As for methodological naturalism, it is in THAT sense that I talk of a naturalist literary criticism. I am not making an ontological claim that literature is more or less just like atoms, thunderstorms, and toads – though, who knows, it might be – but that we can understand how literature works through natural methodology. Roughly speaking, both the literary Darwinists and the cognitive rhetoricians and poeticists espouse something of a naturalist methodology as well, though one that doesn't emphasize description. And the Darwinists may well espouse ontological naturalism as well; they probably do. 

But that is only speaking roughly. More precisely...well, that's likely to go on and on. Maybe later.


  1. Hi Bill,
    Longtime reader and lurker here. I enjoyed your post but your remark about object-oriented ontology came out of left field. I checked the article and there was no mention of it in there, so I've concluded that your mention of that ontology was of your own conclusions.

    Could you say more about how you find that object-oriented ontology rides the incoherence of nature? My initial thoughts for a possible set-up here would be that that philosophy emphasizes the weird and strange, the "alien" as it were, doubting the supposed coherence or intelligibility of "nature" as a master category, for "nature" is often taken to be a romantic notion that is untrue to or non-compatible with the more "cosmicist" interpretations of the natural. If anything "Nature" (capitalized "N") is subjectalized and anthropomorphized according to specifically human - and usually cushy and positive - categories and expectations. On the other hand, to render the natural as the *opposite* of that (implicitly strange or inhuman, non-subjective, non-experiential, etc. etc.) seems just as reactionary and problematic.

    Of course, there are many, many problems with all of this and I have some fairly nuanced arguments to it in response (mostly in an article forthcoming, titled "Speculative Naturalism: A Bleak Theology in Light of the Tragic"), but was wondering what you thought.

    Let me also preface, though, a few things.

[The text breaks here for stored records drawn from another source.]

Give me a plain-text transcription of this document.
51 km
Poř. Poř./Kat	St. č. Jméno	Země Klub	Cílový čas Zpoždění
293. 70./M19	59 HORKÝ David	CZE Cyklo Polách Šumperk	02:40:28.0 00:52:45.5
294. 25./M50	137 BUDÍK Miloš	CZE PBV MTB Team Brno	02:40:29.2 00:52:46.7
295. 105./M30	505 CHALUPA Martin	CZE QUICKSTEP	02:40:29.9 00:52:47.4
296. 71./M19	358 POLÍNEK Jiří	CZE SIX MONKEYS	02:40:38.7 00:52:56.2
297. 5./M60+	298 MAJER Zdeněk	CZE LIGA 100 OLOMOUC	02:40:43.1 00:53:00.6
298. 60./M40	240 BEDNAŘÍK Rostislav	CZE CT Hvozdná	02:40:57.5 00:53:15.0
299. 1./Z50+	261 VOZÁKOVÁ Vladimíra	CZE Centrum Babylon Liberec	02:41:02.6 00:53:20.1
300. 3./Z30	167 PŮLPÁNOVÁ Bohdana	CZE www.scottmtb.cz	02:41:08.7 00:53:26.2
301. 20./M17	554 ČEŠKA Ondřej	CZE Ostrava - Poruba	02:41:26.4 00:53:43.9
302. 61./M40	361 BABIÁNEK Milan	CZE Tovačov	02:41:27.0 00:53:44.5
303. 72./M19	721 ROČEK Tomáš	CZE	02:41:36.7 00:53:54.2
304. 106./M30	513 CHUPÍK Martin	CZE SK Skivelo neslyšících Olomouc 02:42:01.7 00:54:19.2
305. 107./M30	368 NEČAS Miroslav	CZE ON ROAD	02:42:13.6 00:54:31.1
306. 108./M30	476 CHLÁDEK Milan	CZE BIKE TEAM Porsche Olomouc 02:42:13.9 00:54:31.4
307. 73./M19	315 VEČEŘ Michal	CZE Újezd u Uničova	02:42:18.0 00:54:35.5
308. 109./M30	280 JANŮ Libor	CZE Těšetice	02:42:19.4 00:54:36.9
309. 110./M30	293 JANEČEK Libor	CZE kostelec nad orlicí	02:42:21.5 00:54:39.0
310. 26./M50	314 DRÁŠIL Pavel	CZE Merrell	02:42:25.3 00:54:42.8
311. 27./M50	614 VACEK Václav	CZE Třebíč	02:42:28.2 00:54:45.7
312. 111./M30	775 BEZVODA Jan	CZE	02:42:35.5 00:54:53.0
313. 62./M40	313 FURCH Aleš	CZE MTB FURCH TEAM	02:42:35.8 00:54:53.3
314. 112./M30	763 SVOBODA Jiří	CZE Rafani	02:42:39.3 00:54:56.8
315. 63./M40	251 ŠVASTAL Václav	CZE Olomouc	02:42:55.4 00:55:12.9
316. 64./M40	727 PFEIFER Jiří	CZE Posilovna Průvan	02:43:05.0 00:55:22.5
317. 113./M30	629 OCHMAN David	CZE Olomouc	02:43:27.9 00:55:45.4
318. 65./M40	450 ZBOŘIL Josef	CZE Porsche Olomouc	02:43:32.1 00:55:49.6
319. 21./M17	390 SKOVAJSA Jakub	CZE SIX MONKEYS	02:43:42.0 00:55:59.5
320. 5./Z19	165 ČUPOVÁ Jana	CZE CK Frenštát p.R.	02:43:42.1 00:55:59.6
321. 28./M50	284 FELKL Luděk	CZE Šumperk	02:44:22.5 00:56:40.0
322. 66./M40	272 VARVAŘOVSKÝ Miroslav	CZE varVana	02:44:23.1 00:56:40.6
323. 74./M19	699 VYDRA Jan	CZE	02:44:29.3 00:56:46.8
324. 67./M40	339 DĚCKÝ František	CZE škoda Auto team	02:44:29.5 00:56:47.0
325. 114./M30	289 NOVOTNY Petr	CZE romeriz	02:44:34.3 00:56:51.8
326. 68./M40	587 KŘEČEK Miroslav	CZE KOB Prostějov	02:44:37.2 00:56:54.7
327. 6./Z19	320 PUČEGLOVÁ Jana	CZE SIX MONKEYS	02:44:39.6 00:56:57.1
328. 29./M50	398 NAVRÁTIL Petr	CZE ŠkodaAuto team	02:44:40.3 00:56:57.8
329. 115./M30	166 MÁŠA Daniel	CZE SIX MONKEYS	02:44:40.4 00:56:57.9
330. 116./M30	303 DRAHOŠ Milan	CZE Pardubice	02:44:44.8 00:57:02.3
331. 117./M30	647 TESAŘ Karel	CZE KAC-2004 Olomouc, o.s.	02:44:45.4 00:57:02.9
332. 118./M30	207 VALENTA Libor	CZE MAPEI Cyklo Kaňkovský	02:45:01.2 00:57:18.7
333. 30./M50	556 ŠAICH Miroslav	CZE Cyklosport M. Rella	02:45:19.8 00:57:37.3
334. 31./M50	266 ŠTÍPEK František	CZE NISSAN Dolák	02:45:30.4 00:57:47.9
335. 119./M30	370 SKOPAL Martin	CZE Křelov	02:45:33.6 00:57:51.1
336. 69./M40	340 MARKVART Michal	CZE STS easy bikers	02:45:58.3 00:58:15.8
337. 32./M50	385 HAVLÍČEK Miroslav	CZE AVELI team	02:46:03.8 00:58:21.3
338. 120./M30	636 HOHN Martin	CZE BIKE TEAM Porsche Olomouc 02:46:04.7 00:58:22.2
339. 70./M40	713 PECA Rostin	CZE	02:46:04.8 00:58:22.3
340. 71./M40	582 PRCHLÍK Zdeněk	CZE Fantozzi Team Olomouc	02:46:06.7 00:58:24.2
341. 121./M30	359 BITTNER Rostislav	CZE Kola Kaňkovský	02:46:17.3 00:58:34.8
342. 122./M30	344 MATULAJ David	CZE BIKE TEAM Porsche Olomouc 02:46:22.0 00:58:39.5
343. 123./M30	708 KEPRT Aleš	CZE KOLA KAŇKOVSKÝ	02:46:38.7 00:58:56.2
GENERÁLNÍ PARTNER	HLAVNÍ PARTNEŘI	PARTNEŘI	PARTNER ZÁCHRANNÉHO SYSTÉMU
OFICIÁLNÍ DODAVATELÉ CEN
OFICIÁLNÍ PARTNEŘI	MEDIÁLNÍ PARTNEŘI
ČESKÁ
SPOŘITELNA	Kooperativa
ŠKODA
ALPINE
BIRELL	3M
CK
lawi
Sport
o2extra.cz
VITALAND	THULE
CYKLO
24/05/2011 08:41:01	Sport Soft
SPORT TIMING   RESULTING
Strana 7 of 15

I haven't seen any real *arguments* for my above impressions of "OOO's" thoughts about the natural or nature as any kind of category, and I really don't find it to be a coherence or really active "philosophy" at all, to be honest. Finally, because of its lack of argumentation or philosophical sophistication I've found their remarks about nature to be largely uninteresting (to be frank, sorry). However, the article that you cited was argued well enough and very interesting, so I thought to inquire about the connections that you were drawing.

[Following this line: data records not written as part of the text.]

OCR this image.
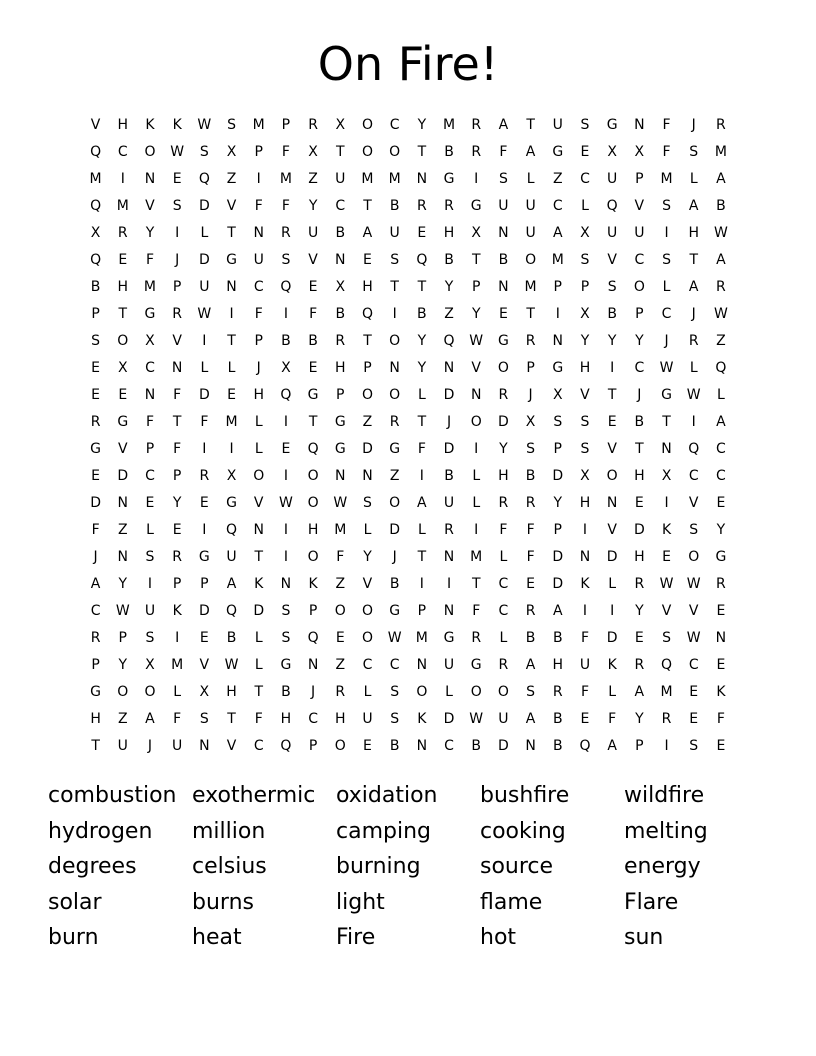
On Fire!
V	H	K	K	W	S	M	P	R	X	O	C	Y	M	R	A	T	U	S	G	N	F	J	R
Q	C	O	W	S	X	P	F	X	T	O	O	T	B	R	F	A	G	E	X	X	F	S	M
M	I	N	E	Q	Z	I	M	Z	U	M	M	N	G	I	S	L	Z	C	U	P	M	L	A
Q	M	V	S	D	V	F	F	Y	C	T	B	R	R	G	U	U	C	L	Q	V	S	A	B
X	R	Y	I	L	T	N	R	U	B	A	U	E	H	X	N	U	A	X	U	U	I	H	W
Q	E	F	J	D	G	U	S	V	N	E	S	Q	B	T	B	O	M	S	V	C	S	T	A
B	H	M	P	U	N	C	Q	E	X	H	T	T	Y	P	N	M	P	P	S	O	L	A	R
P	T	G	R	W	I	F	I	F	B	Q	I	B	Z	Y	E	T	I	X	B	P	C	J	W
S	O	X	V	I	T	P	B	B	R	T	O	Y	Q	W	G	R	N	Y	Y	Y	J	R	Z
E	X	C	N	L	L	J	X	E	H	P	N	Y	N	V	O	P	G	H	I	C	W	L	Q
E	E	N	F	D	E	H	Q	G	P	O	O	L	D	N	R	J	X	V	T	J	G	W	L
R	G	F	T	F	M	L	I	T	G	Z	R	T	J	O	D	X	S	S	E	B	T	I	A
G	V	P	F	I	I	L	E	Q	G	D	G	F	D	I	Y	S	P	S	V	T	N	Q	C
E	D	C	P	R	X	O	I	O	N	N	Z	I	B	L	H	B	D	X	O	H	X	C	C
D	N	E	Y	E	G	V	W	O	W	S	O	A	U	L	R	R	Y	H	N	E	I	V	E
F	Z	L	E	I	Q	N	I	H	M	L	D	L	R	I	F	F	P	I	V	D	K	S	Y
J	N	S	R	G	U	T	I	O	F	Y	J	T	N	M	L	F	D	N	D	H	E	O	G
A	Y	I	P	P	A	K	N	K	Z	V	B	I	I	T	C	E	D	K	L	R	W W	R
C	W	U	K	D	Q	D	S	P	O	O	G	P	N	F	C	R	A	I	I	Y	V	V	E
R	P	S	I	E	B	L	S	Q	E	O	W	M	G	R	L	B	B	F	D	E	S	W	N
P	Y	X	M	V	W	L	G	N	Z	C	C	N	U	G	R	A	H	U	K	R	Q	C	E
G	O	O	L	X	H	T	B	J	R	L	S	O	L	O	O	S	R	F	L	A	M	E	K
H	Z	A	F	S	T	F	H	C	H	U	S	K	D	W	U	A	B	E	F	Y	R	E	F
T	U	J	U	N	V	C	Q	P	O	E	B	N	C	B	D	N	B	Q	A	P	I	S	E
combustion exothermic oxidation	bushfire	wildfire
hydrogen	million	camping	cooking	melting
degrees	celsius	burning	source	energy
solar	burns	light	flame	Flare
burn	heat	Fire	hot	sun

    Any words of insight appreciated,
    Leon / after nature

  2. And interesting set of remarks, Leon. In mentioning OOO I was just shooting from the hip. I didn't have anything well-thought out, and still don't.

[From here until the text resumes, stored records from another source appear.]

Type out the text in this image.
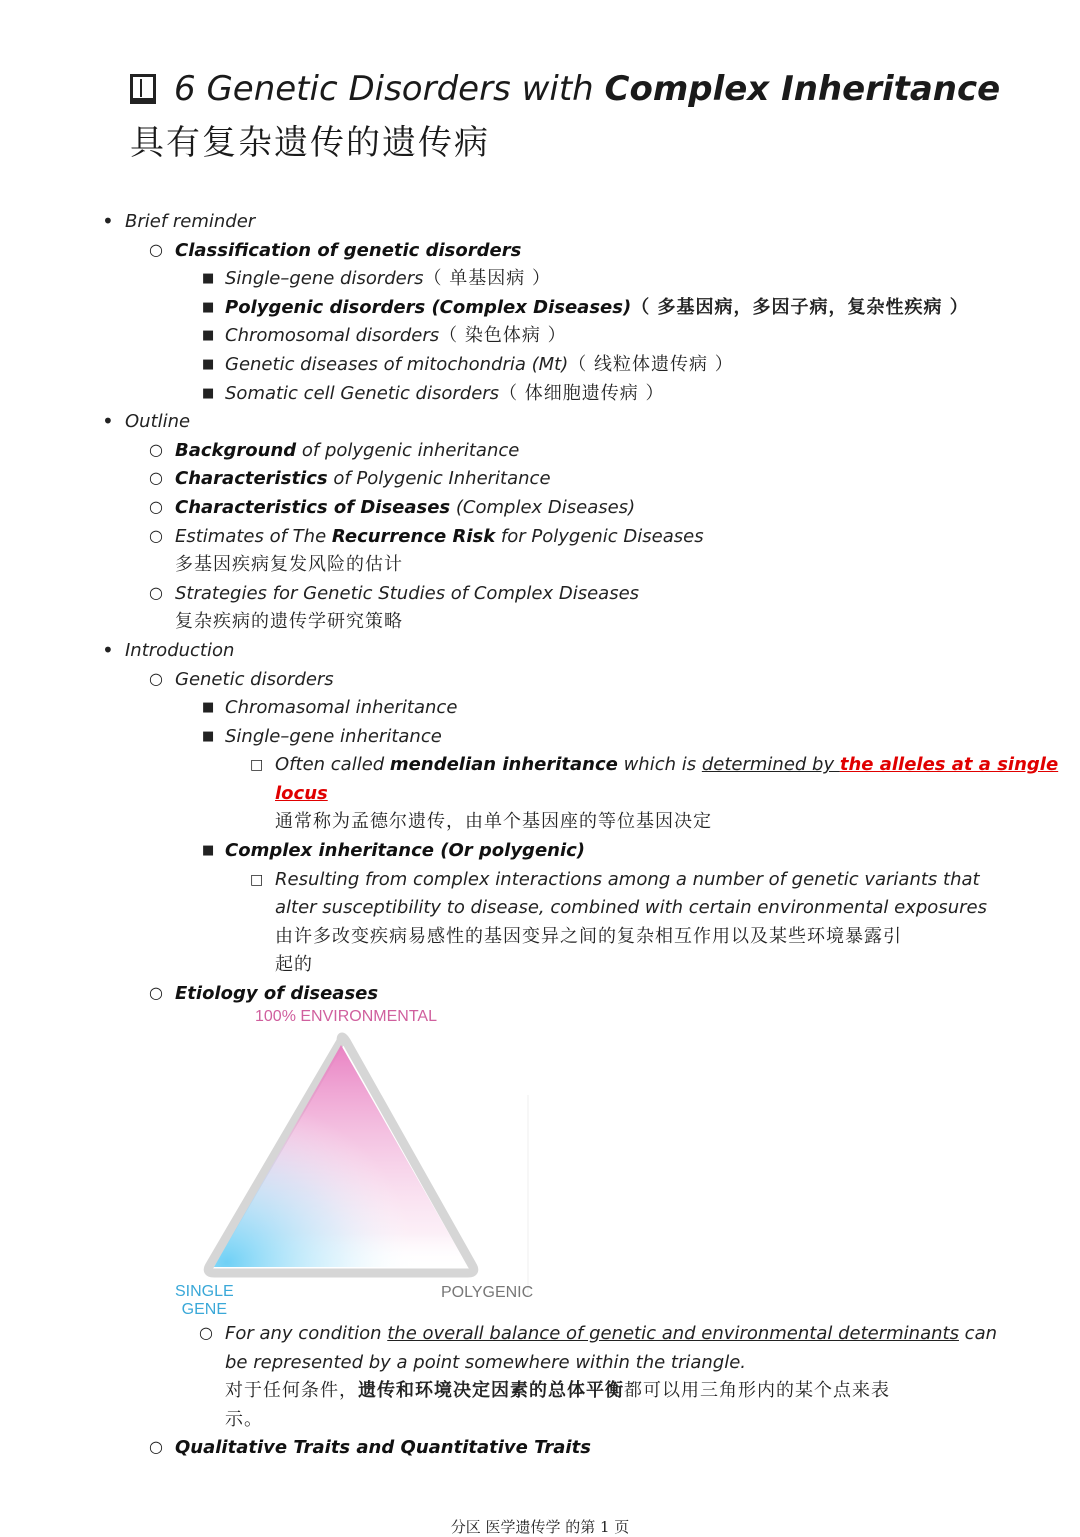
6 Genetic Disorders with Complex Inheritance 具有复杂遗传的遗传病
• Brief reminder
○ Classification of genetic disorders
■ Single–gene disorders（ 单基因病 ）
■ Polygenic disorders (Complex Diseases)（ 多基因病，多因子病，复杂性疾病 ）
■ Chromosomal disorders（ 染色体病 ）
■ Genetic diseases of mitochondria (Mt)（ 线粒体遗传病 ）
■ Somatic cell Genetic disorders（ 体细胞遗传病 ）
• Outline
○ Background of polygenic inheritance
○ Characteristics of Polygenic Inheritance
○ Characteristics of Diseases (Complex Diseases)
○ Estimates of The Recurrence Risk for Polygenic Diseases
多基因疾病复发风险的估计
○ Strategies for Genetic Studies of Complex Diseases
复杂疾病的遗传学研究策略
• Introduction
○ Genetic disorders
■ Chromasomal inheritance
■ Single–gene inheritance
□ Often called mendelian inheritance which is determined by the alleles at a single
locus
通常称为孟德尔遗传，由单个基因座的等位基因决定
■ Complex inheritance (Or polygenic)
□ Resulting from complex interactions among a number of genetic variants that
alter susceptibility to disease, combined with certain environmental exposures
由许多改变疾病易感性的基因变异之间的复杂相互作用以及某些环境暴露引
起的
○ Etiology of diseases
100% ENVIRONMENTAL
SINGLE
GENE
POLYGENIC
○ For any condition the overall balance of genetic and environmental determinants can
be represented by a point somewhere within the triangle.
对于任何条件，遗传和环境决定因素的总体平衡都可以用三角形内的某个点来表
示。
○ Qualitative Traits and Quantitative Traits
分区 医学遗传学 的第 1 页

    FWIW, I like Wilkins a lot – I've been reading him for years and have corresponded with him a bit – and find it interesting to read him and OOO against one another. Wilkins is a philosopher of science and certainly in the analytic tradition; he's also something of a Feyerabendian (!). He's a reductionist and yet in some ways at least some of his ideas seem congenial to some OOO tenets.

    "...that philosophy emphasizes the weird and strange..."

    Yes, and I regard that as a weakness. They may be arguing against certain versions of the 'the natural,' but they very much need to have those versions around in order to get their rhetorical motors in gear. So, while Wilkins points out that our notion of nature is incoherent OOO can't do just that.